Alamai was saving a place for Gustad in the first row facing the marble platform. Mr. Madon accompanied him to the front, to offer his condolences to Alamai. She thanked him for coming and introduced Nusli. ‘It was Dinshawji’s hope that one day, before he retired, Nusli would start working with him, side by side, at the bank. Alas, now it is too late,’ she said, doing the first spadeful of groundwork regarding her plans for Nusli.
She decided it would be politic to seat Mr. Madon also in the first row, and offered him Nusli’s chair. And Nusli, to his credit, quietly moved further down. In his white dugli and maroon prayer cap the boy-man blended with the congregation, except at the moment when the dustoorjis gave the cue for the ritual of the dog. The Doongerwadi dog was led to the bier, the char-chassam dog, who, with his preternatural eyes, would contain the nassoo, the evil of death, and assist the forces of good. Nusli craned and peered, rising excitedly from his chair like a child seeing a dog for the first time. He made soft kissing sounds and snapped his fingers lightly to get the dog’s attention.
No one noticed Nusli, however, for when the dog walked round the bier, sniffed in silence and left, Alamai suddenly stood with her arms raised and wailed: ‘O dog! Make some little sound at least! O Parvar Daegar! No barking? Now it is certain! O my Dinshaw, now you have really left me!’
Women in her vicinity hastened to calm her. Gustad and Mr. Madon were only too glad to move aside, visibly relieved at not having to comfort Alamai. Gustad shook his head at the pathetic exhibition, more pitiful for its being based on her mistaken notions about the char-chassam dog. Poor Alamai, with her modernistic ideas and her orthodox confusions.

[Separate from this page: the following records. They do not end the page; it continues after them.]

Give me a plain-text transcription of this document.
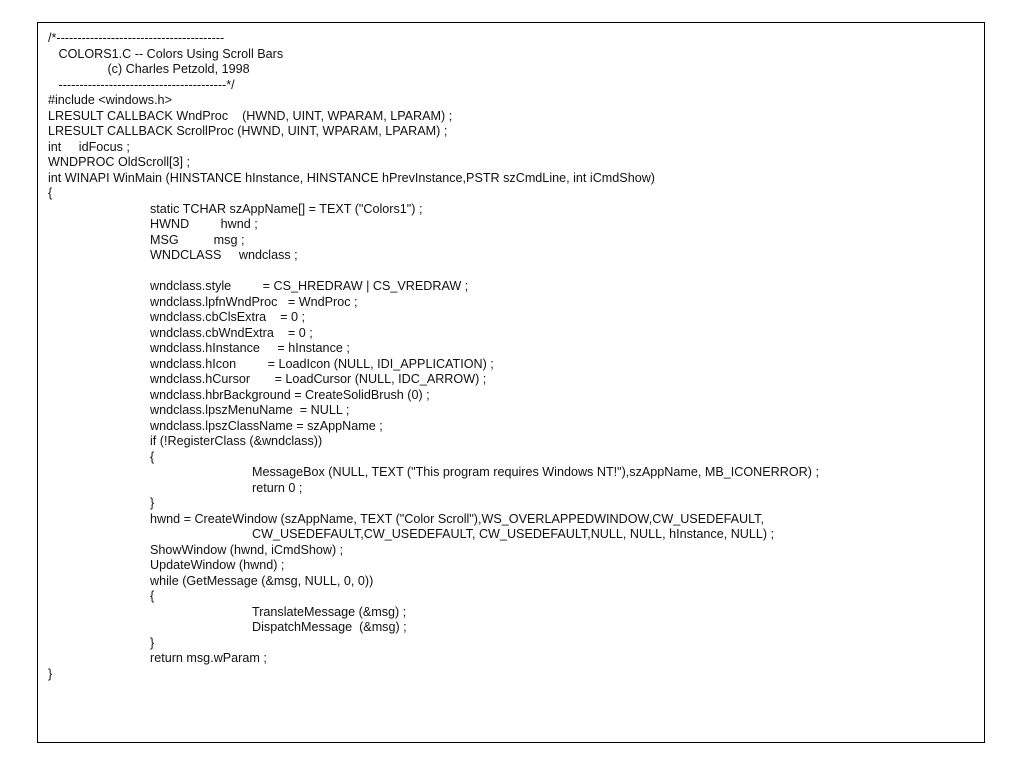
/*----------------------------------------
COLORS1.C -- Colors Using Scroll Bars
(c) Charles Petzold, 1998
----------------------------------------*/
#include <windows.h>
LRESULT CALLBACK WndProc    (HWND, UINT, WPARAM, LPARAM) ;
LRESULT CALLBACK ScrollProc (HWND, UINT, WPARAM, LPARAM) ;
int     idFocus ;
WNDPROC OldScroll[3] ;
int WINAPI WinMain (HINSTANCE hInstance, HINSTANCE hPrevInstance,PSTR szCmdLine, int iCmdShow)
{
static TCHAR szAppName[] = TEXT ("Colors1") ;
HWND         hwnd ;
MSG          msg ;
WNDCLASS     wndclass ;
wndclass.style         = CS_HREDRAW | CS_VREDRAW ;
wndclass.lpfnWndProc   = WndProc ;
wndclass.cbClsExtra    = 0 ;
wndclass.cbWndExtra    = 0 ;
wndclass.hInstance     = hInstance ;
wndclass.hIcon         = LoadIcon (NULL, IDI_APPLICATION) ;
wndclass.hCursor       = LoadCursor (NULL, IDC_ARROW) ;
wndclass.hbrBackground = CreateSolidBrush (0) ;
wndclass.lpszMenuName  = NULL ;
wndclass.lpszClassName = szAppName ;
if (!RegisterClass (&wndclass))
{
MessageBox (NULL, TEXT ("This program requires Windows NT!"),szAppName, MB_ICONERROR) ;
return 0 ;
}
hwnd = CreateWindow (szAppName, TEXT ("Color Scroll"),WS_OVERLAPPEDWINDOW,CW_USEDEFAULT,
CW_USEDEFAULT,CW_USEDEFAULT, CW_USEDEFAULT,NULL, NULL, hInstance, NULL) ;
ShowWindow (hwnd, iCmdShow) ;
UpdateWindow (hwnd) ;
while (GetMessage (&msg, NULL, 0, 0))
{
TranslateMessage (&msg) ;
DispatchMessage  (&msg) ;
}
return msg.wParam ;
}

The women held her from rushing to the bier, hanging on to her arms, trying to wrestle her down into a chair. Of course, if tall, lean Alamai had really wanted to, she could have easily tossed aside the four or five gasping women. But she suddenly gave up and flopped back. The women hugged her, patted her cheeks, adjusted her sari and said variously comforting things.